Toda tecnologia, em princípio, pode ser aceita e utilizada em diferentes procedimentos de preservação edilícia, desde que esta seja, comprovadamente viável e compatível com os elementos construtivos, sem colocar em risco a integridade da essência do bem e, necessariamente de amplo conhecimento por parte dos projetistas e executores da obra. Esta observação vem da Carta de Veneza (UNESCO), ainda em vigor, por tanto deve ser atendida pelo bem da correta preservação do monumento em processo de intervenção.
A aplicação de produtos, sistemas ou processos, neste caso o retrofit, deve ser decidida pelos profissionais responsáveis pelo projeto, conhecendo cada uma das ferramentas e processos que irão especificar e, evidentemente, a sua viabilidade para o monumento a ser restaurado. Nestas decisões deverão sempre primar o respeito ao bem e, seguindo esta premissa, atender às orientações das cartas internacionais da UNESCO.
A tecnologia está ao serviço de todos, pessoas ou edifícios. Sendo a tecnologia um meio que oferece ao ser humano melhorias nas suas condições de vida, não pode ser simplesmente rejeitada pelo risco que possa representar para uma determinada atividade. Devem sim ser tomadas as devidas precauções e realizadas as devidas provas de aplicabilidade dela nos edifícios patrimoniais.
Entendendo a tecnologia como um processo de transformar um determinado objeto ou sistema já existente, no intuito de construir algo novo, o retrofit é um método interessante que se mostra bastante útil para ser adotado nas intervenções em edifícios patrimoniais, alcançando de forma adequada contribuir nos métodos de conservação, seja a manutenção, reabilitação, preservação, etc. sempre com as devidas cautelas.
Assim, chegamos então à conclusão de que o retrofit é um instrumento que pode representar uma ferramenta útil nos processos de preservação patrimonial, contribuindo para outorgar uma vida mais longa ao nosso patrimônio construído, propiciando a possibilidade de inserção de tecnologias disponíveis que atendam ao padrão de necessidades atuais, necessárias para melhoria nas instalações prediais para seu uso original ou para novos usos. Tudo isto, sempre com o necessário critério de respeito às estruturas do edifício com a certeza de que, as medidas adotadas, sejam compatíveis com todos os aspectos e necessidades nos processos de intervenção.
Deve ficar claro que a decisão e responsabilidade pela adoção deste processo e dos sistemas e produtos tecnológicos a serem adotados nas intervenções, ficará sempre nas mãos da equipe técnica do projeto. Dessa forma, o processo de retrofit se inicia “na prancheta”, no projeto. Isso não isenta aos projetistas ou aos responsáveis pelas obras da possibilidade ou necessidade de eventuais provas e estudos prévios à aplicação de novos produtos ou processos em vista ao desejado respeito pela integridade do patrimônio arquitetônico.
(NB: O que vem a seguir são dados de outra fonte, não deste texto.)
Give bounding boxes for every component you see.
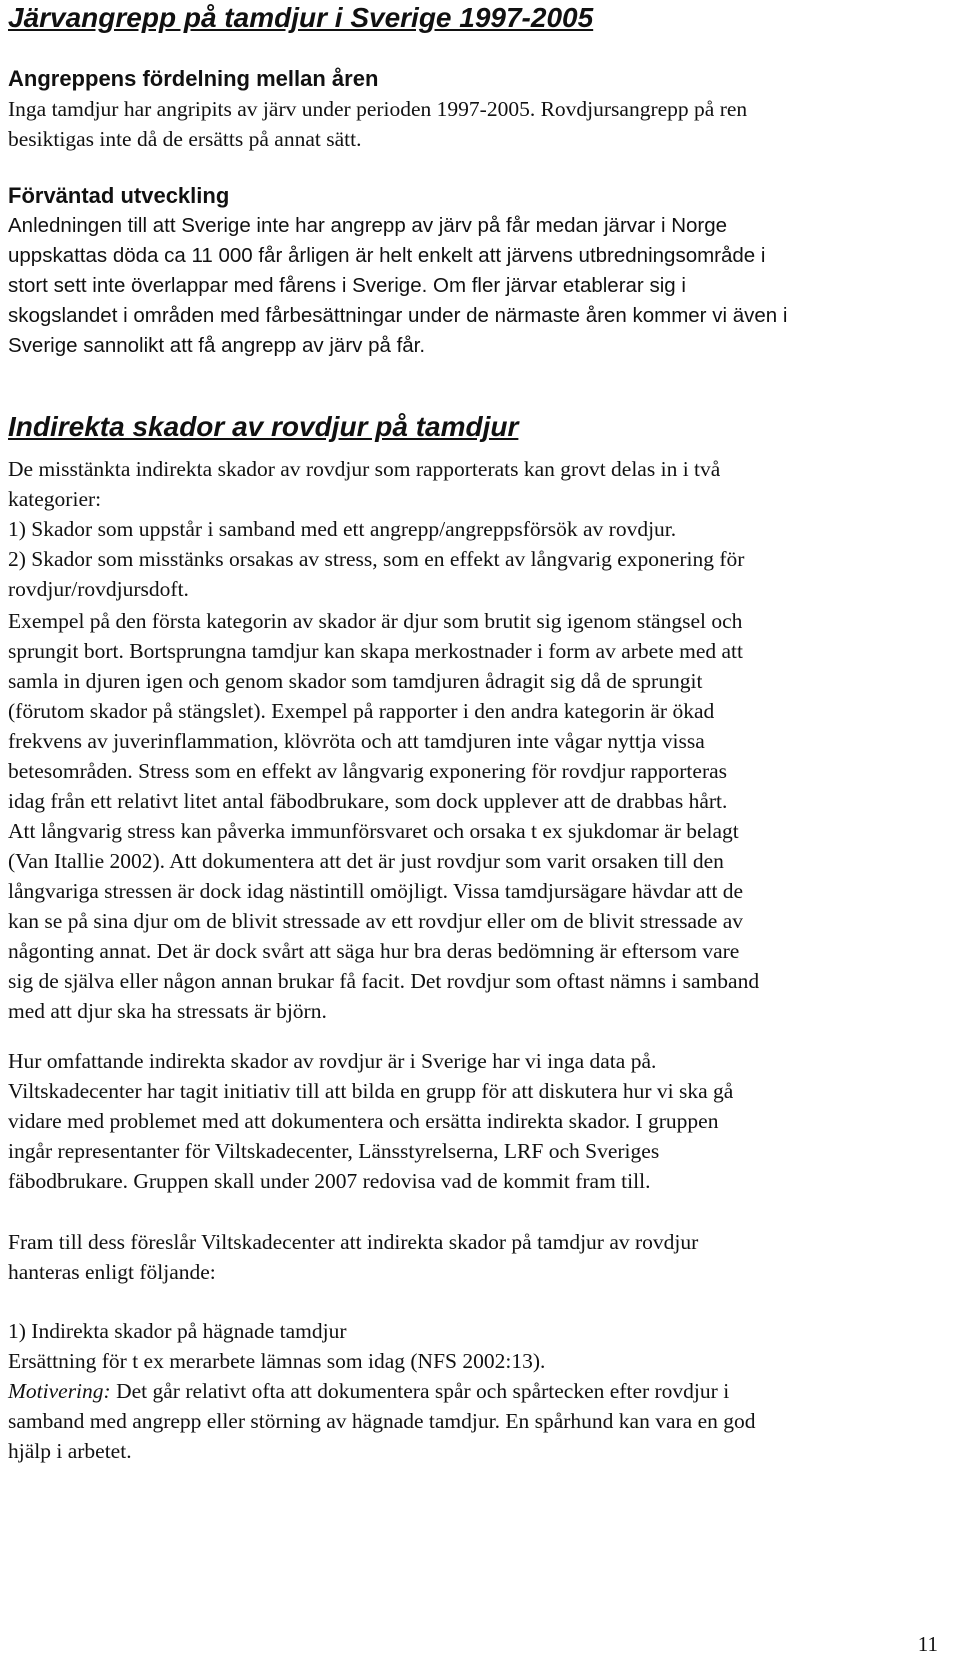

Reforça-se aqui, novamente, a necessidade do respeito pela conservação da integridade do objeto patrimonial que recebemos dos nossos antepassados, sem esquecer da responsabilidade que temos de devolvê-los, com todas as suas características, às gerações futuras, considerando que todas as intervenções e, em especial a restauração, devem ser ações respeitosas com o patrimônio construído de forma a manter a sua significação cultural.
*Customização: ajustar algo às preferências do usuário.
**Camilo Boito: Arquiteto, crítico de arte, teórico da restauração, quem define claramente os 8 pontos da restauração estabelecendo os primeiros critérios de restauração.

Roque Samudio é arquiteto-urbanista formado pela Universidade Federal de Pernambuco. Especialista em Patrimônio Histórico e Cultural. É arquiteto especialista em Patrimônio da Secretaria Nacional de Cultura do Governo do Paraguai.